Updated August 23rd 2025, 21:29 IST

On a hot May afternoon this year, as news of a deadly school bus bombing in Khuzdar filtered across Pakistan, the military’s spokesman, Lieutenant General Ahmed Sharif Chaudhry, stepped to the microphone in Rawalpindi. The attack, he declared, was the work of “Indian state-sponsored terrorism,” part of a wider plot he called Fitna-al-Hindustan.
It was not the first time the phrase had been used. Over the past year, Pakistan’s security establishment has formalised “Fitna-al-Hindustan” as a catch-all label for armed groups in Balochistan. It casts them as proxies in a shadow war with India— an evidence-lacking claim that New Delhi flatly denies. The rhetoric fits neatly into an old pattern: when violence erupts in Balochistan, officials, like conspiracy theorists, trace the fault lines not to actual grievances at home, but to vague foreign hands.
A Convenient Origin Story
The “Fitna-al-Hindustan” label gained currency in 2025. After a string of high-profile attacks, including the hijacking of the Jaffar Express in March and a wave of coordinated strikes known as Operation Baam in July, the Ministry of Interior moved to formally designate Baloch militant outfits under the new moniker. In speeches and press briefings, generals and ministers tied the unrest directly to Indian intelligence.
For Pakistan’s military, the narrative has clear utility. It convinces the domestic audience to ignore the pressing issues at home and unite against a familiar rival, thus shifting scrutiny away from the province’s economic and political discontent. Pakistan frames a messy insurgency as part of the country’s broader strategic rivalry.
The Missing Proof
Outside Pakistan’s official statements, the evidence is nonexistent. No independent investigation— by foreign governments, the United Nations, or major international news organisations— has verified Indian command-and-control over Baloch rebel groups. Indian officials have repeatedly rejected the allegations. Afghan authorities, another target of Islamabad’s accusations, have done the same.
What is documented, however, are the local grievances that have fuelled repeated insurgencies in Balochistan. Since 2011, Pakistan’s own Commission of Inquiry on Enforced Disappearances has tracked thousands of missing-persons cases, a large share from the province. Rights groups such as Amnesty International and Human Rights Watch describe a pattern of arbitrary detentions, extrajudicial killings, and internet shutdowns— measures meant to disrupt insurgent coordination but which also punish civilians.
Roots in the Fourth Wave
The current insurgency— the “fourth wave”— began nearly two decades ago with the killing of Nawab Akbar Khan Bugti in 2006. A former provincial governor turned autonomy advocate, Bugti died in a military operation that became a rallying cry for Baloch nationalism. Protests flared, militant factions consolidated, and the conflict has persisted through successive governments.
Over the years, the composition of the movement has shifted.

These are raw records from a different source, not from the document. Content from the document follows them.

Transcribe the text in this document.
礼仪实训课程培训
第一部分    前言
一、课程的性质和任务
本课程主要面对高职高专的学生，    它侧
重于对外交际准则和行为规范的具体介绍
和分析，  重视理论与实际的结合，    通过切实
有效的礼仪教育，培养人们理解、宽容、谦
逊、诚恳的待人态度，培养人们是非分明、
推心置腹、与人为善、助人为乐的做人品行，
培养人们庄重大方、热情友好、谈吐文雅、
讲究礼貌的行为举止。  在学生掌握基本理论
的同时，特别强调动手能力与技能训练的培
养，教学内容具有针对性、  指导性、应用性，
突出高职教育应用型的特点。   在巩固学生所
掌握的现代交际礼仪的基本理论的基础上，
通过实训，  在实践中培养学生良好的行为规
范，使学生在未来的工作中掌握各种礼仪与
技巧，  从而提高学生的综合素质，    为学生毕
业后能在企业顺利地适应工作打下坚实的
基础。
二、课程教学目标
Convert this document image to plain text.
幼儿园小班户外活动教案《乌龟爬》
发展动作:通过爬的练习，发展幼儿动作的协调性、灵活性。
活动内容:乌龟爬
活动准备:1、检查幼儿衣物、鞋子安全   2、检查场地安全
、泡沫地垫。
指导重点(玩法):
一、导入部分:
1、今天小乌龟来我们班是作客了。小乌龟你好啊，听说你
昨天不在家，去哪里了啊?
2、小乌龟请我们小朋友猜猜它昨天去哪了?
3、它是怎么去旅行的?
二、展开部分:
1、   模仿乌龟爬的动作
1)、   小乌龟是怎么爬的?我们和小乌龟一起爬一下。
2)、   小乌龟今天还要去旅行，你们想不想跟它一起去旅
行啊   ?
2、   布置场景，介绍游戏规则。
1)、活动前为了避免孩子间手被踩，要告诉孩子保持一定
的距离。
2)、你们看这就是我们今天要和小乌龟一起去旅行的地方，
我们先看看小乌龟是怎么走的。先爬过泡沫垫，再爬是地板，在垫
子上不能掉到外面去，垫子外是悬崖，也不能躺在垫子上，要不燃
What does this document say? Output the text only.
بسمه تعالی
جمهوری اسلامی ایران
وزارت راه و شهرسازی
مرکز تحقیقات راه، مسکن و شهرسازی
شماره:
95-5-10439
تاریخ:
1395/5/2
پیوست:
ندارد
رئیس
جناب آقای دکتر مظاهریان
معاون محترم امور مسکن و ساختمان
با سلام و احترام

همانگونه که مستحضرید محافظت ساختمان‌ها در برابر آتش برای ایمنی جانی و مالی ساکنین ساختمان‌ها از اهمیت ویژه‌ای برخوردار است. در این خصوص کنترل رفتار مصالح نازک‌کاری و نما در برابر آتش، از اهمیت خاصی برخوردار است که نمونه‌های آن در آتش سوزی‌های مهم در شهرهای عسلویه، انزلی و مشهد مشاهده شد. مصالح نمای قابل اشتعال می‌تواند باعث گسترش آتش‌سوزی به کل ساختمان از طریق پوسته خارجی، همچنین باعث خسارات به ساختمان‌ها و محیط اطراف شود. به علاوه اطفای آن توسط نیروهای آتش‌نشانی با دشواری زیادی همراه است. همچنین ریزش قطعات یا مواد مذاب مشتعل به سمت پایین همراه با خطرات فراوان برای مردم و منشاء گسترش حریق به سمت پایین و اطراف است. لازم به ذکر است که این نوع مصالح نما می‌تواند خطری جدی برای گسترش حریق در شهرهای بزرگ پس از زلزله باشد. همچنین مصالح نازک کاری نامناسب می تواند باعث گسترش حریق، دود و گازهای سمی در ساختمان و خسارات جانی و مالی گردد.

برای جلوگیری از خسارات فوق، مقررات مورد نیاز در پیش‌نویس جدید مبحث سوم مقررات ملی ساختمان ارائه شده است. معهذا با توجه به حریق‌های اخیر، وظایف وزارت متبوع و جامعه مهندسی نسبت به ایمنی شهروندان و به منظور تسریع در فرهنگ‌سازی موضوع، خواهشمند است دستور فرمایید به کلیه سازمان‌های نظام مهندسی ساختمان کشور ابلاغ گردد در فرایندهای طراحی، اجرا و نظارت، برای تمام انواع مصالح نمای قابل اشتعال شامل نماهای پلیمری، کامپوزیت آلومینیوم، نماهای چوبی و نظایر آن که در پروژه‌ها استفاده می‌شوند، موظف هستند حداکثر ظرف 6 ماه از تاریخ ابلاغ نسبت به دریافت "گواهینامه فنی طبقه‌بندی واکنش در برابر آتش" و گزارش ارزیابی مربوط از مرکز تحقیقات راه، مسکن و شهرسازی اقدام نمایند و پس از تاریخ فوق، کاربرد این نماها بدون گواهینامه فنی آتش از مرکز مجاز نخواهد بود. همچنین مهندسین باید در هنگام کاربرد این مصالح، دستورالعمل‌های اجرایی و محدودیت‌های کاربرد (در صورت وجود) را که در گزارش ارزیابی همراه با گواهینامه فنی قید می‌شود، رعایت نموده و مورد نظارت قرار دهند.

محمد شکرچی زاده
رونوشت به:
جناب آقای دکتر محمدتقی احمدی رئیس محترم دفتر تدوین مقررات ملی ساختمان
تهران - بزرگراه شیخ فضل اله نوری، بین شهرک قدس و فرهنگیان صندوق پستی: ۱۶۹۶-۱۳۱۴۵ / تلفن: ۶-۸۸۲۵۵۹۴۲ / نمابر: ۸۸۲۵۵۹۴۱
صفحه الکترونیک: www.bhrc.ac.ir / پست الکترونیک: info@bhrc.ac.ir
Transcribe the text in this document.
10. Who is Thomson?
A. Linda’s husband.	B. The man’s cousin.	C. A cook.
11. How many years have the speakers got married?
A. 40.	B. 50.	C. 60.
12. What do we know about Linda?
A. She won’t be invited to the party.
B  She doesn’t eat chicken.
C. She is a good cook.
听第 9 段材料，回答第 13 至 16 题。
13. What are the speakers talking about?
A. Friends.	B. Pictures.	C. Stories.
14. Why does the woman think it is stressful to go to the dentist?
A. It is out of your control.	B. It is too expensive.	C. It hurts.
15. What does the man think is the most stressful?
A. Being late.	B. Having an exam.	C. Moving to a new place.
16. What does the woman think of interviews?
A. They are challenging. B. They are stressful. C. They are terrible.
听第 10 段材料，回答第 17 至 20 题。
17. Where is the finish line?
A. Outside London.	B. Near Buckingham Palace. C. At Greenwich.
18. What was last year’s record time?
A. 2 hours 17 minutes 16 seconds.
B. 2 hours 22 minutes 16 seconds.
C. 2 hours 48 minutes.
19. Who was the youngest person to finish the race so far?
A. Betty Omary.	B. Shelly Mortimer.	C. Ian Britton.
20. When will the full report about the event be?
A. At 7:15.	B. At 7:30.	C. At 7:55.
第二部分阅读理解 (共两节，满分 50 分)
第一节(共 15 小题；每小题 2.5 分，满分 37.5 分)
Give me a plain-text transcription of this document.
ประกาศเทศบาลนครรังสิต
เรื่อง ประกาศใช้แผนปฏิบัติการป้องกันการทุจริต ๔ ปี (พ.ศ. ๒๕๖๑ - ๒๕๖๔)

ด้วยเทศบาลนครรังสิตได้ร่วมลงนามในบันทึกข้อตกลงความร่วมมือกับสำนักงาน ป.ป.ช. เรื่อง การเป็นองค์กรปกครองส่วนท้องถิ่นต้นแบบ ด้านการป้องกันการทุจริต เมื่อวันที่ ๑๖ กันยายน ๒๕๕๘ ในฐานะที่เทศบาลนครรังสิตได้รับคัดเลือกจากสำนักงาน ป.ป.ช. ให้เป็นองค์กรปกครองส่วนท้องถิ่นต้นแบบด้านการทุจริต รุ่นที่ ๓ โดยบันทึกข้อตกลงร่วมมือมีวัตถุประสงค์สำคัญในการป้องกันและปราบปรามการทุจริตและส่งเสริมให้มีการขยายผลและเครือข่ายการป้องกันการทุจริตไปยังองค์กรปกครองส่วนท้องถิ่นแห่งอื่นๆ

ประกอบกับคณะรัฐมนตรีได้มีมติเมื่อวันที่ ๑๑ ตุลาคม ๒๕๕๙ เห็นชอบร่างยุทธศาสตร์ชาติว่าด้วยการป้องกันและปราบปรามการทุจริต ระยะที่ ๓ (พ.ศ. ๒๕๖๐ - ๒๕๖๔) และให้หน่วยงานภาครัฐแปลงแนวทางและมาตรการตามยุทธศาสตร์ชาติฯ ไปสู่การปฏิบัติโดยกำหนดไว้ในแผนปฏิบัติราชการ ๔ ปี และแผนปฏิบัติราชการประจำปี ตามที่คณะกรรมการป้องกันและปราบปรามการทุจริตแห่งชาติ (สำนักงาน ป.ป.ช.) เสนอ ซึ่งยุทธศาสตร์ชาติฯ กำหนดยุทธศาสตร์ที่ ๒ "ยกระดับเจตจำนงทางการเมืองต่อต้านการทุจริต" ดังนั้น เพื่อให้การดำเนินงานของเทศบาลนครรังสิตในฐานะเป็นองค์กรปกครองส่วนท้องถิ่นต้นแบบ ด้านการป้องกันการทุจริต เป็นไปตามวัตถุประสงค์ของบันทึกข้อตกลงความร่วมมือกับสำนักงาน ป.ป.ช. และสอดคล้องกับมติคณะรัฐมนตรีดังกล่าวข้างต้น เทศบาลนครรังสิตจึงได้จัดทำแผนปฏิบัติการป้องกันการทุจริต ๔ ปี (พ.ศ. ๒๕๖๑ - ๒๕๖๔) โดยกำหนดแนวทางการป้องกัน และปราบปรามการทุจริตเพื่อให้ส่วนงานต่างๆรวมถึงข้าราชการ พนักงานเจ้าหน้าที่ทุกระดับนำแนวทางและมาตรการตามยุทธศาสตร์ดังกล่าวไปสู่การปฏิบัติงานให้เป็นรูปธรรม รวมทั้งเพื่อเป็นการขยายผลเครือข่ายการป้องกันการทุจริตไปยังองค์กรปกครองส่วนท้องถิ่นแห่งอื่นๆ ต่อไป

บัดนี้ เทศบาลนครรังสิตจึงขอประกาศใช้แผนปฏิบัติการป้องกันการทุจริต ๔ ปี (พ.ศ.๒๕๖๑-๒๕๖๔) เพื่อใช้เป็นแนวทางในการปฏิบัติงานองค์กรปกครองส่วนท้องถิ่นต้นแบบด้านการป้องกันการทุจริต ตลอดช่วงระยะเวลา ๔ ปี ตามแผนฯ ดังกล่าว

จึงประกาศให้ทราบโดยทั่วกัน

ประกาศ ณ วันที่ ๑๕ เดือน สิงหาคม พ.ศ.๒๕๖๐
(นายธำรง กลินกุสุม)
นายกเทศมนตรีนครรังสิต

Alongside armed groups like the BLA and BLF, there is now a visible civilian front: student leaders, women’s rights activists, and families of the disappeared. Their demands — for accountability, resource rights, and cultural preservation — do not at all fit into the state’s portrait of Indian-sponsored terrorism.
Escalation and Blackouts
In August, the government imposed a province-wide mobile-data blackout, citing security concerns. For three weeks, residents struggled to run businesses, attend online classes, or contact relatives abroad. Officials argued the move was necessary to disrupt insurgent coordination; rights advocates have accurately identified it as collective punishment.
Earlier in the year, after the Jaffar Express hijacking left at least 31 dead, security forces launched sweeping operations. Once again, the Inter Services Public Relations (ISPR) pinned the blame on “Fitna-al-Hindustan.” Once again, proof was not made public.
A Nobel Nominee in the Crosshairs
Among the most prominent faces challenging the narrative is Dr. Mahrang Baloch, a 30-year-old medical graduate and organiser with the Baloch Yakjehti Committee. Known for leading marches against enforced disappearances, she was arrested in March during protests in Quetta. Her nomination for the Nobel Peace Prize in 2025 has drawn international attention to the peaceful side of the movement — and made it harder to portray all dissent as terrorism.
Why the Label Matters
For the Pakistani state, “Fitna-al-Hindustan” is more than an accusation— it is a frame that defines the conflict. For Baloch activists, it is a way to delegitimise their struggle. By externalising blame, the label erases the lived experience of people whose grievances are rooted in decades of political exclusion and economic marginalisation.
The truth is more complex than either side’s slogans. Militant violence has killed civilians and damaged infrastructure; rights abuses by the state have fuelled resentment and deepened the insurgency. The causes of Balochistan’s unrest are entangled in history, geography, and governance — not in the lines of a propaganda poster, as Islamabad would like its citizens to believe.